NRC Survey Showcases Growing Strengths of BC Doctoral Programs
Chestnut Hill, Mass. (9-28-10)—A new assessment of doctoral programs shows Boston College’s continuing ascent into the top tiers of American research universities in the quality of its faculty and students.
The National Research Council (NRC), which reviews 5,000 doctorate programs at 222 of the leading research institutions in the United States every decade, released its long-awaited findings today. Boston College’s Graduate School of Arts & Sciences and the Connell School of Nursing’s PhD program participated in the latest NRC rankings, with both schools achieving high levels of success, particularly in areas of University strategic investment.
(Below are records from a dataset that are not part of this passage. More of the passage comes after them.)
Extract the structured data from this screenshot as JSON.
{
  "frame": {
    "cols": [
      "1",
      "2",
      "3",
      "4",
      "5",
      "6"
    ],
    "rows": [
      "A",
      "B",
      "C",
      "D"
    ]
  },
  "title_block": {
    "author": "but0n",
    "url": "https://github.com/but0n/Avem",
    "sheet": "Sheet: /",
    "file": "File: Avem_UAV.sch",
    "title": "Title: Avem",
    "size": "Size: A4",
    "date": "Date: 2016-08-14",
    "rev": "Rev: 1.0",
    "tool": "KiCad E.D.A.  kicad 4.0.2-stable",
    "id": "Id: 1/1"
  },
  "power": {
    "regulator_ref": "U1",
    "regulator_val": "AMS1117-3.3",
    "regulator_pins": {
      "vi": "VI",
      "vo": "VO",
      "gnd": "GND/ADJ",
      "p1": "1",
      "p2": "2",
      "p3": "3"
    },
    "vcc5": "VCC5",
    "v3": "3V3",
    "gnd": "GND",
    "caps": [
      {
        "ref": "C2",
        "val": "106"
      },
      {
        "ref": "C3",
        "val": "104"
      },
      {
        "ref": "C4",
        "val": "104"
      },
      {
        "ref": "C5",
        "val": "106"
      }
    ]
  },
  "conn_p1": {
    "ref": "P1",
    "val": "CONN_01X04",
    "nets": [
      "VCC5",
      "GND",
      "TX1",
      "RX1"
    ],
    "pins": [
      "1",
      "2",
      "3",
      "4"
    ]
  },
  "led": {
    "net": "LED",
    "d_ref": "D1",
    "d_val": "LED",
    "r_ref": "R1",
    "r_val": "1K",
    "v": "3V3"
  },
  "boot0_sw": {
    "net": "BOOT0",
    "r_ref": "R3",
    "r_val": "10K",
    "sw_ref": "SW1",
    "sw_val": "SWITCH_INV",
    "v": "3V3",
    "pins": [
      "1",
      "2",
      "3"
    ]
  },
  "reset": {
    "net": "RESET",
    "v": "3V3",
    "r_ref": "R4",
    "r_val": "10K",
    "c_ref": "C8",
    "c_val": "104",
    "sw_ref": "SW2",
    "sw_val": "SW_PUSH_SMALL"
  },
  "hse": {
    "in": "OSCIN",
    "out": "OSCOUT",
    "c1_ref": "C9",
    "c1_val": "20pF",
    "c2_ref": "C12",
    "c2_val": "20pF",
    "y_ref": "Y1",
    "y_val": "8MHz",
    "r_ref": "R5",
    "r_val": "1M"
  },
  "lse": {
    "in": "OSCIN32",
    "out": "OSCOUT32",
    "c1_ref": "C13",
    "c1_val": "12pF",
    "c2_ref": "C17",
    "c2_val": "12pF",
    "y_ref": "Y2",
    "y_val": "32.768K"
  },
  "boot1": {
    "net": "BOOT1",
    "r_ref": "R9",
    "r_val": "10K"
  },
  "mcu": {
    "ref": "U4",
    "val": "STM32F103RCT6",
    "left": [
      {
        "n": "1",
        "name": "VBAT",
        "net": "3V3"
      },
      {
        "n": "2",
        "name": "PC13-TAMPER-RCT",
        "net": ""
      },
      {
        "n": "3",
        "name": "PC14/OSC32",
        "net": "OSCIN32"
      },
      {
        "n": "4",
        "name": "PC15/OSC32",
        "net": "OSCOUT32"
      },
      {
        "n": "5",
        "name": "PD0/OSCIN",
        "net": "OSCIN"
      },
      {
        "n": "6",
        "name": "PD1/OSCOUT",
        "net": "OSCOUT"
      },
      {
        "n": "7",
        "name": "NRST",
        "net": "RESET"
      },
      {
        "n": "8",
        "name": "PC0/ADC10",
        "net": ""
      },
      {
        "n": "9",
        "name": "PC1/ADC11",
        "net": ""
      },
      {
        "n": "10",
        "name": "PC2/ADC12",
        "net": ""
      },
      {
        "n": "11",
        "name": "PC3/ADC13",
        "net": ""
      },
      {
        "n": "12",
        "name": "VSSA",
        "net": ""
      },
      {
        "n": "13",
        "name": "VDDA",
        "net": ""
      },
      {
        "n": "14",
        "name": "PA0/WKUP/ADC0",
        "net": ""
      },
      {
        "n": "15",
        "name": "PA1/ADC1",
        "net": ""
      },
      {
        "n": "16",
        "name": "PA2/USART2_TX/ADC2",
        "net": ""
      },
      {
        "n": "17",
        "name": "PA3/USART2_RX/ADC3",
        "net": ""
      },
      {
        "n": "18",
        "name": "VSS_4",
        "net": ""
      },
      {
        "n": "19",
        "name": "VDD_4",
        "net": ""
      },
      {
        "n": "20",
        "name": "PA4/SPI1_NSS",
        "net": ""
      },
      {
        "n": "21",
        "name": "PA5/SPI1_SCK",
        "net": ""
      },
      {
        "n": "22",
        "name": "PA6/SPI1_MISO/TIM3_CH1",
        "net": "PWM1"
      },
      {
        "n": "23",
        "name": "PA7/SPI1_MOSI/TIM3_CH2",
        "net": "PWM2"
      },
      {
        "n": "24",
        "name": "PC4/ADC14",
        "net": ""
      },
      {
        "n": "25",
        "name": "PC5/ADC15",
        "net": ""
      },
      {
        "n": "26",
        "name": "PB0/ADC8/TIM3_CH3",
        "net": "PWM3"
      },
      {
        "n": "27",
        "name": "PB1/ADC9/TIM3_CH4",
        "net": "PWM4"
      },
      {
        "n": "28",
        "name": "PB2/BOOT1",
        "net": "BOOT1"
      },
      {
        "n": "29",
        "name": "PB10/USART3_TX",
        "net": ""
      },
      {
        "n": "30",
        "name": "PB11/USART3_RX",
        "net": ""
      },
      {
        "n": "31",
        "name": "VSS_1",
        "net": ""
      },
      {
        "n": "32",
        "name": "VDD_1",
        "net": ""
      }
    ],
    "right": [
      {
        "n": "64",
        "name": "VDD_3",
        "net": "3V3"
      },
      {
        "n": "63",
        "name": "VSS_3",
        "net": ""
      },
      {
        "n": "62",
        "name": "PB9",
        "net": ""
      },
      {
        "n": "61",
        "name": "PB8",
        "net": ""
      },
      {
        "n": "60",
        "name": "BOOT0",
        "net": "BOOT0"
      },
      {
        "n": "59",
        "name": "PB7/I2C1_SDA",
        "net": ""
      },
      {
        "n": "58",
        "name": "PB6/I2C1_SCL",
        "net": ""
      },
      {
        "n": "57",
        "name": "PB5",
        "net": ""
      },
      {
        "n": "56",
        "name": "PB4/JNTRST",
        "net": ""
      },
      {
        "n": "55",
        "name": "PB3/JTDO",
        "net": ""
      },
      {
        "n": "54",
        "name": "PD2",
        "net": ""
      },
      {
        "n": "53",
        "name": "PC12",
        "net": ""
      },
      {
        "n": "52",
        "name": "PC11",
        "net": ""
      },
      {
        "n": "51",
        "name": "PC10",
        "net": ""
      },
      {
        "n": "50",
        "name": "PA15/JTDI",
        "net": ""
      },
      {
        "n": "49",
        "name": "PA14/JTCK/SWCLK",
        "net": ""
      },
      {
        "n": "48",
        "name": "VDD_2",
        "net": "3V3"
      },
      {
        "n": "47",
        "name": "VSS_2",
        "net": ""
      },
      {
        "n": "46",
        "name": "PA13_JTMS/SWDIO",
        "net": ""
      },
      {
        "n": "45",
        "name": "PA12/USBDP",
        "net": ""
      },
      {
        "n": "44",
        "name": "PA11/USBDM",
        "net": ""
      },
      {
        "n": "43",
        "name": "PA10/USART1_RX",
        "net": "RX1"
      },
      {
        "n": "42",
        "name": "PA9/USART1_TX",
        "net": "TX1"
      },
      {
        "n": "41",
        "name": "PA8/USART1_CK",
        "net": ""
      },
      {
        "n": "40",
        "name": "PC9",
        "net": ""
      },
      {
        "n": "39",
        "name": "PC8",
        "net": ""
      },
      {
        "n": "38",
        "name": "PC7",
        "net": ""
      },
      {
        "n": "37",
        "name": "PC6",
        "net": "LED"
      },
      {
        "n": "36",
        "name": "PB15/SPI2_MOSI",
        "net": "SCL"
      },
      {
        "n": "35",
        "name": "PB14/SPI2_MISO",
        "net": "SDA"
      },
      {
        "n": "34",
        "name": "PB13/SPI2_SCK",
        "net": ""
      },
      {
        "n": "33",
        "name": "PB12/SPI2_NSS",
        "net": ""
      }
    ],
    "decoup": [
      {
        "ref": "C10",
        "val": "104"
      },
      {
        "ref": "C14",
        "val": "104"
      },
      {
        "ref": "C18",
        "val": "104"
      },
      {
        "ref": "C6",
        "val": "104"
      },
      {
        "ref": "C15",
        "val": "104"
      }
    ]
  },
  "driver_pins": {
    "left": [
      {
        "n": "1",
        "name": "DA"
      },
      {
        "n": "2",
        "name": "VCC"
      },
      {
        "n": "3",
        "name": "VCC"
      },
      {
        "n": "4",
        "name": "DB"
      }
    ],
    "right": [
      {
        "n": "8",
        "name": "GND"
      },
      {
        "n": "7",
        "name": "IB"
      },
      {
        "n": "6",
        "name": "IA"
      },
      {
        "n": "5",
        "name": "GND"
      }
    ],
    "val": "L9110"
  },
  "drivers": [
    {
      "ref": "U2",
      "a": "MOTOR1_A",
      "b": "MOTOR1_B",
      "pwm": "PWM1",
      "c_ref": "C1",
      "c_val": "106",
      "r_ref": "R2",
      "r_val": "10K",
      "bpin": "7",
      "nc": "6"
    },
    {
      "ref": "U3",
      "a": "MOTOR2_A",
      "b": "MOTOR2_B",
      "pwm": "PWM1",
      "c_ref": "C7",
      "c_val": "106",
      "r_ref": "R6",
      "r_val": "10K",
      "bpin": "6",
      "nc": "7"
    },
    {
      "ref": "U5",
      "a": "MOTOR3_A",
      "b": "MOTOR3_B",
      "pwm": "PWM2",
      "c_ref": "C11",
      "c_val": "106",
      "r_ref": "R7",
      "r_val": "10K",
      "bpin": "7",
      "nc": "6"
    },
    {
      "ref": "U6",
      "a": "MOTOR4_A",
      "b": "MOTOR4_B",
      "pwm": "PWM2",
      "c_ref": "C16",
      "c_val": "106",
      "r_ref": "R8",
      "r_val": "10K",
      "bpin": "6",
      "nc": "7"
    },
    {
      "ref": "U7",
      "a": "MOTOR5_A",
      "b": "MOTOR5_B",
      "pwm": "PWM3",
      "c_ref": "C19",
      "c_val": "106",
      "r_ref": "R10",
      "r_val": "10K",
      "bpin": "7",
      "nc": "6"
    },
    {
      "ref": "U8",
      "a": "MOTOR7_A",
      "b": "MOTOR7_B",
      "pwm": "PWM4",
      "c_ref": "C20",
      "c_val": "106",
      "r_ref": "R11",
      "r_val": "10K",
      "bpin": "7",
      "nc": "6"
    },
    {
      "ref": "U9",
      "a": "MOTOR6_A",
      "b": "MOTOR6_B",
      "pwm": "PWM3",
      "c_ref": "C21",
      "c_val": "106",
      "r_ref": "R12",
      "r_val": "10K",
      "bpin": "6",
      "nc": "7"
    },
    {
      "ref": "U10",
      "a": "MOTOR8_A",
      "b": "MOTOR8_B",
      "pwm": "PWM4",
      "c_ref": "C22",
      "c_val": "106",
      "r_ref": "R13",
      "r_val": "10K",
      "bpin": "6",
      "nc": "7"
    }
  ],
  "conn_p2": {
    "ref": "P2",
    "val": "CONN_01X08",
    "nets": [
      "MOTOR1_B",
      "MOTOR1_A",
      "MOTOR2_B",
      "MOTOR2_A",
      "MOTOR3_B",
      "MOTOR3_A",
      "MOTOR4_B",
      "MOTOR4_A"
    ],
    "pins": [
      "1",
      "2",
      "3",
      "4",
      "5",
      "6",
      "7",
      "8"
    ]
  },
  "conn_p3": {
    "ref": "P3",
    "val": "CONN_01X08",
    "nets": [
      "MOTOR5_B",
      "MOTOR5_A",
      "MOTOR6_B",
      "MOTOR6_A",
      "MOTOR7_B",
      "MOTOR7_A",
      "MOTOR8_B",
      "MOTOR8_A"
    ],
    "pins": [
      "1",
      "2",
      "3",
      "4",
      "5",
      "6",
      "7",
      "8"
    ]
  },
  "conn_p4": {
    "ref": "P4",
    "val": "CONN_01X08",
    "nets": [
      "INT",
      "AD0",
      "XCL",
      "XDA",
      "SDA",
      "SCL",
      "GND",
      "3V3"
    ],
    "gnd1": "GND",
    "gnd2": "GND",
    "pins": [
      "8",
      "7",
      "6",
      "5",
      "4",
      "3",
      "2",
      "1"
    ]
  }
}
Most noteworthy, administrators observed, the NRC data indicated high faculty research productivity and highly competitive doctoral programs, with BC doctoral students scoring in the upper reaches of the Graduate Record Exam.
According to Candace Hetzner, Graduate School of Arts & Sciences associate dean for academic affairs, the NRC study showcased Boston College’s excellence in doctoral education not only in University mission-based programs such as Theology and Philosophy, but also in Psychology, Economics, English, Chemistry and Physics.
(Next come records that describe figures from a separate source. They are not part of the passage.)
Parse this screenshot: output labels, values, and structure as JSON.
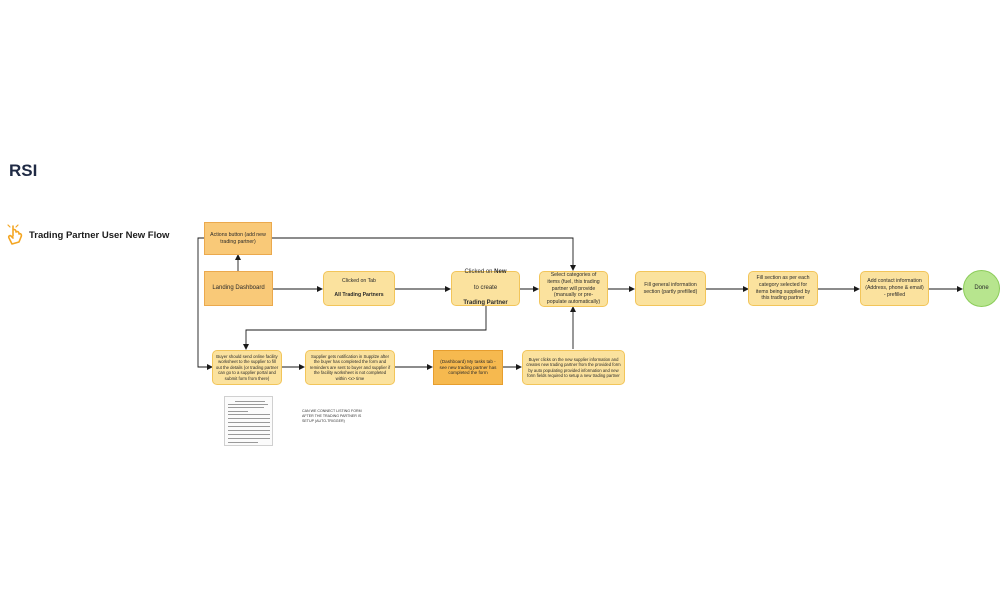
{
  "board": {
    "title": "RSI",
    "flow_name": "Trading Partner User New Flow",
    "flow_icon": "hand-pointer-icon",
    "accent": "#f4a623"
  },
  "nodes": {
    "actions": "Actions button (add new trading partner)",
    "landing": "Landing Dashboard",
    "clicked_tab_line1": "Clicked on Tab",
    "clicked_tab_line2": "All Trading Partners",
    "clicked_new_pre": "Clicked on ",
    "clicked_new_bold": "New",
    "clicked_new_mid": "to create",
    "clicked_new_bold2": "Trading Partner",
    "select_categories": "Select categories of items (fuel, this trading partner will provide (manually or pre-populate automatically)",
    "fill_general": "Fill general information section (partly prefilled)",
    "fill_section": "Fill section as per each category selected for items being supplied by this trading partner",
    "add_contact": "Add contact information (Address, phone & email) - prefilled",
    "done": "Done",
    "buyer_send": "Buyer should send online facility worksheet to the supplier to fill out the details (or trading partner can go to a supplier portal and submit form from there)",
    "supplier_notification": "Supplier gets notification in Suppl2e after the buyer has completed the form and reminders are sent to buyer and supplier if the facility worksheet is not completed within <x> time",
    "dashboard_tasks": "(Dashboard) My tasks tab - see new trading partner has completed the form",
    "buyer_clicks": "Buyer clicks on the new supplier information and creates new trading partner from the provided form by auto populating provided information and new form fields required to setup a new trading partner"
  },
  "side_note": "Can we connect listing form after the trading partner is setup (auto-trigger)"
}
“The NRC results indicate that Boston College is reaping the dividends of its sound investment in doctoral education over the past two decades,” said Hetzner. “The University’s investments in the mid-1990’s in strategic funds for Theology and the Institute for Religious Education and Pastoral Ministry, as well as Economics and Philosophy, contributed to high ratings on various dimensions of the new NRC report, especially with regard to faculty scholarly output and student GRE scores.”
The Connell School of Nursing experienced similar success in its doctoral program, according to Associate Dean for Graduate Programs Patricia Tabloski. “We are pleased with the success of the Connell School among the 52 nursing PhD programs included in the NRC analysis, and especially in the area of support for our doctoral students,” said Tabloski, who noted that since the data-gathering period, the school has undergone continued growth, hired as dean an internationally regarded nurse researcher and educator in Susan Gennaro, recruited several new faculty, formed collaborative relationships with the Harvard Catalyst Consortium, enhanced research opportunities for faculty and PhD students, and increased the number of electives in its PhD program to enhance scholarship opportunities for students.
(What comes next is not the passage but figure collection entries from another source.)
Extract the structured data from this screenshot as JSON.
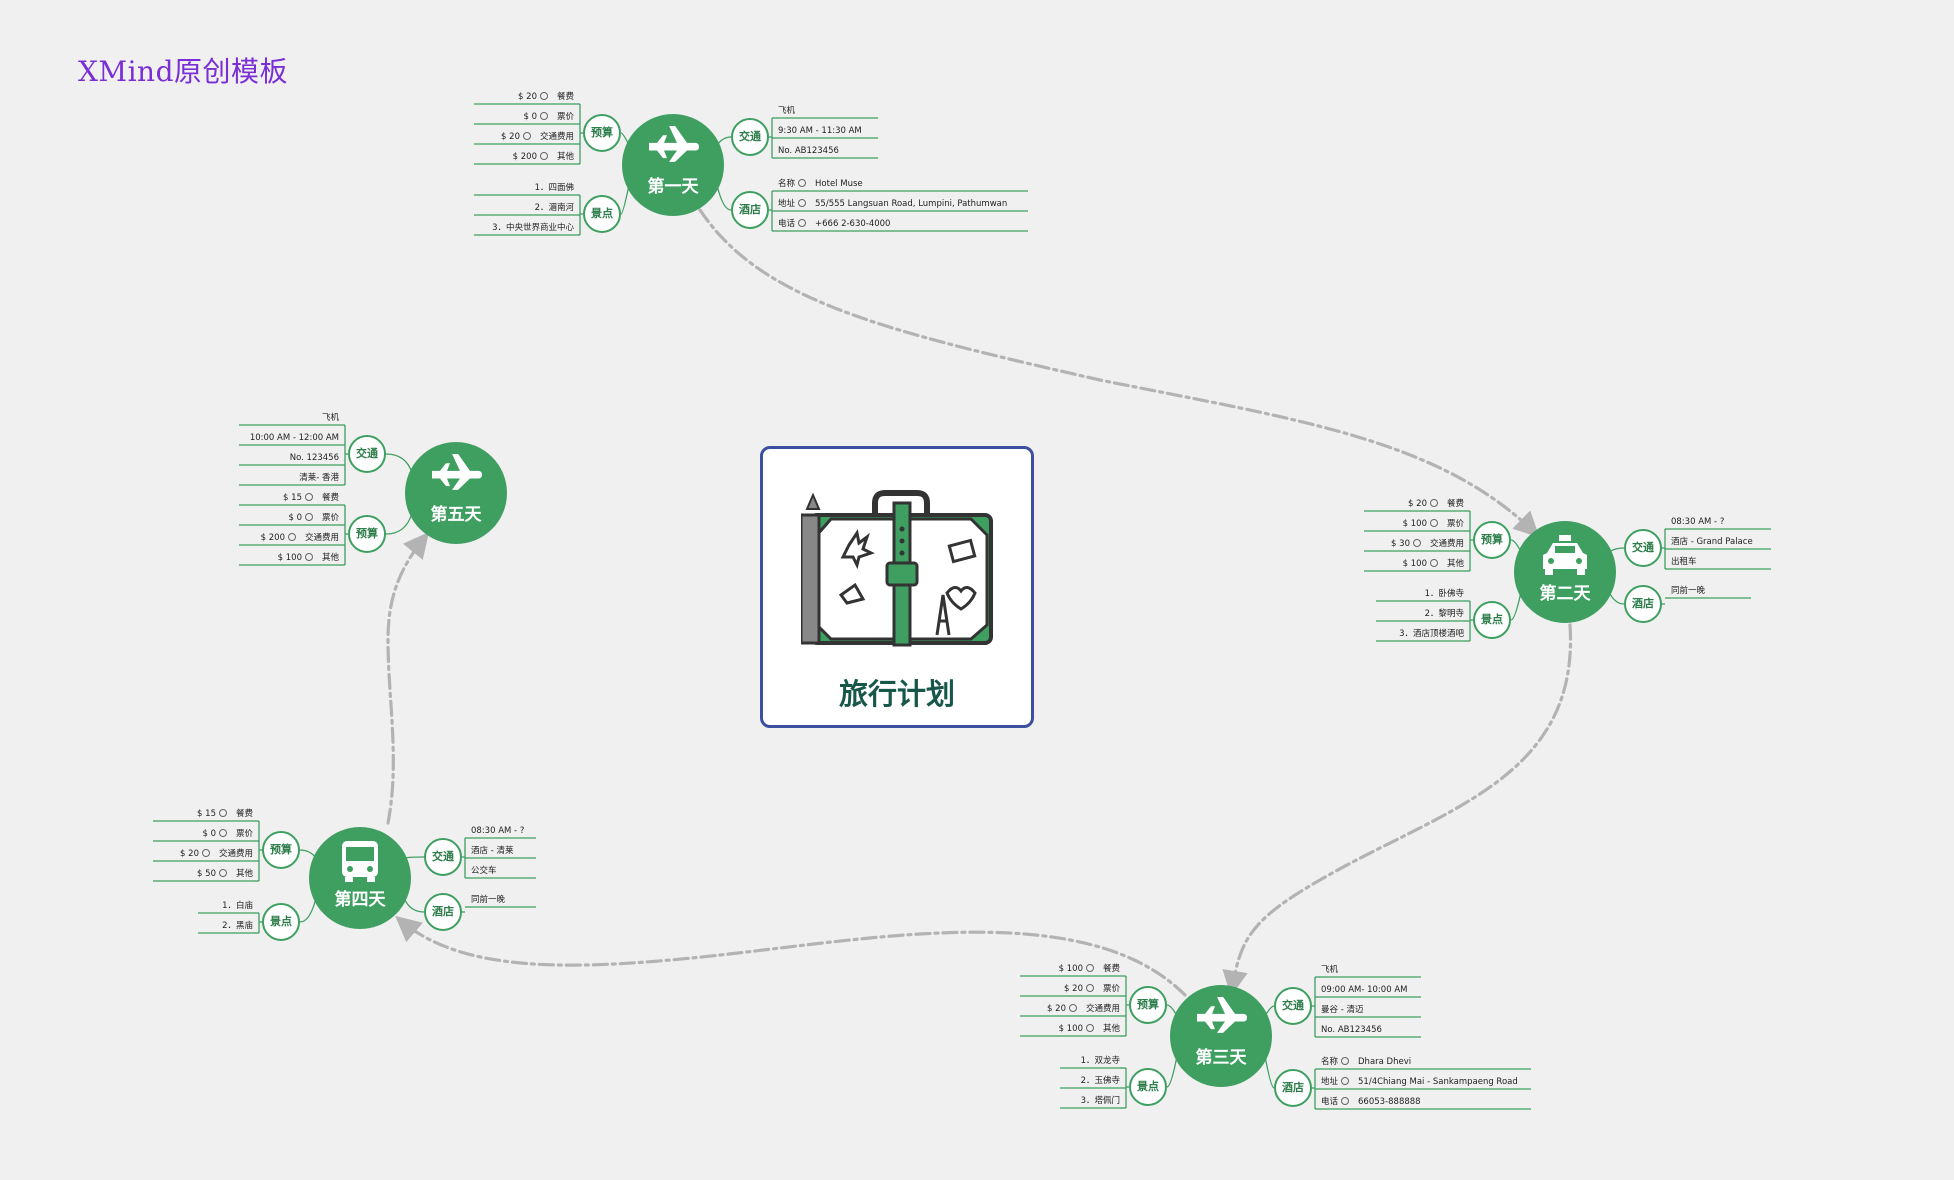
{
  "watermark": "XMind原创模板",
  "center": {
    "title": "旅行计划",
    "icon": "suitcase-icon"
  },
  "colors": {
    "node": "#3e9f61",
    "line": "#3e9f61",
    "center_border": "#3d4fa0",
    "arrow": "#b3b3b3",
    "watermark": "#7a2fd6"
  },
  "days": [
    {
      "label": "第一天",
      "icon": "airplane-icon",
      "budget": {
        "label": "预算",
        "items": [
          {
            "amount": "$ 20",
            "name": "餐费"
          },
          {
            "amount": "$ 0",
            "name": "票价"
          },
          {
            "amount": "$ 20",
            "name": "交通费用"
          },
          {
            "amount": "$ 200",
            "name": "其他"
          }
        ]
      },
      "sights": {
        "label": "景点",
        "items": [
          "1．四面佛",
          "2．湄南河",
          "3．中央世界商业中心"
        ]
      },
      "transport": {
        "label": "交通",
        "items": [
          "飞机",
          "9:30 AM - 11:30 AM",
          "No. AB123456"
        ]
      },
      "hotel": {
        "label": "酒店",
        "items": [
          {
            "key": "名称",
            "value": "Hotel Muse"
          },
          {
            "key": "地址",
            "value": "55/555 Langsuan Road, Lumpini, Pathumwan"
          },
          {
            "key": "电话",
            "value": "+666 2-630-4000"
          }
        ]
      }
    },
    {
      "label": "第二天",
      "icon": "taxi-icon",
      "budget": {
        "label": "预算",
        "items": [
          {
            "amount": "$ 20",
            "name": "餐费"
          },
          {
            "amount": "$ 100",
            "name": "票价"
          },
          {
            "amount": "$ 30",
            "name": "交通费用"
          },
          {
            "amount": "$ 100",
            "name": "其他"
          }
        ]
      },
      "sights": {
        "label": "景点",
        "items": [
          "1．卧佛寺",
          "2．黎明寺",
          "3．酒店顶楼酒吧"
        ]
      },
      "transport": {
        "label": "交通",
        "items": [
          "08:30 AM - ?",
          "酒店 - Grand Palace",
          "出租车"
        ]
      },
      "hotel": {
        "label": "酒店",
        "items": [
          "同前一晚"
        ]
      }
    },
    {
      "label": "第三天",
      "icon": "airplane-icon",
      "budget": {
        "label": "预算",
        "items": [
          {
            "amount": "$ 100",
            "name": "餐费"
          },
          {
            "amount": "$ 20",
            "name": "票价"
          },
          {
            "amount": "$ 20",
            "name": "交通费用"
          },
          {
            "amount": "$ 100",
            "name": "其他"
          }
        ]
      },
      "sights": {
        "label": "景点",
        "items": [
          "1．双龙寺",
          "2．玉佛寺",
          "3．塔佩门"
        ]
      },
      "transport": {
        "label": "交通",
        "items": [
          "飞机",
          "09:00 AM- 10:00 AM",
          "曼谷 - 清迈",
          "No. AB123456"
        ]
      },
      "hotel": {
        "label": "酒店",
        "items": [
          {
            "key": "名称",
            "value": "Dhara Dhevi"
          },
          {
            "key": "地址",
            "value": "51/4Chiang Mai - Sankampaeng Road"
          },
          {
            "key": "电话",
            "value": "66053-888888"
          }
        ]
      }
    },
    {
      "label": "第四天",
      "icon": "bus-icon",
      "budget": {
        "label": "预算",
        "items": [
          {
            "amount": "$ 15",
            "name": "餐费"
          },
          {
            "amount": "$ 0",
            "name": "票价"
          },
          {
            "amount": "$ 20",
            "name": "交通费用"
          },
          {
            "amount": "$ 50",
            "name": "其他"
          }
        ]
      },
      "sights": {
        "label": "景点",
        "items": [
          "1．白庙",
          "2．黑庙"
        ]
      },
      "transport": {
        "label": "交通",
        "items": [
          "08:30 AM - ?",
          "酒店 - 清莱",
          "公交车"
        ]
      },
      "hotel": {
        "label": "酒店",
        "items": [
          "同前一晚"
        ]
      }
    },
    {
      "label": "第五天",
      "icon": "airplane-icon",
      "transport": {
        "label": "交通",
        "items": [
          "飞机",
          "10:00 AM - 12:00 AM",
          "No. 123456",
          "清莱- 香港"
        ]
      },
      "budget": {
        "label": "预算",
        "items": [
          {
            "amount": "$ 15",
            "name": "餐费"
          },
          {
            "amount": "$ 0",
            "name": "票价"
          },
          {
            "amount": "$ 200",
            "name": "交通费用"
          },
          {
            "amount": "$ 100",
            "name": "其他"
          }
        ]
      }
    }
  ]
}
The 2010 NRC study differs in its methodology from its earlier assessments in 1982 and 1993, as well as from those of most organizations that evaluate academic program quality, administrators said. The NRC, for example, chose not to rank institutions based on institutional reputation, but rather by analyzing data such as the numbers of faculty publications and awards, the extent of doctoral student funding, time to degree, and diversity of student population. In addition, in perhaps its biggest departure from traditional evaluations, the NRC declined to provide a specific ranking for each program and instead located all programs within a range of rankings, making this year’s NRC results incomparable to earlier NRC studies.
The new NRC methodology has generated a fair amount of controversy among universities and the media, including criticisms that the survey is based on outdated information gathered more than five years ago. To counter the criticism, the NRC has made its assessment publicly available on its website and offered a wealth of data for a variety of uses by prospective students as well as research universities. The data can be accessed beginning at 1:00 p.m. EST on September 28 at www.nap.edu/rdp.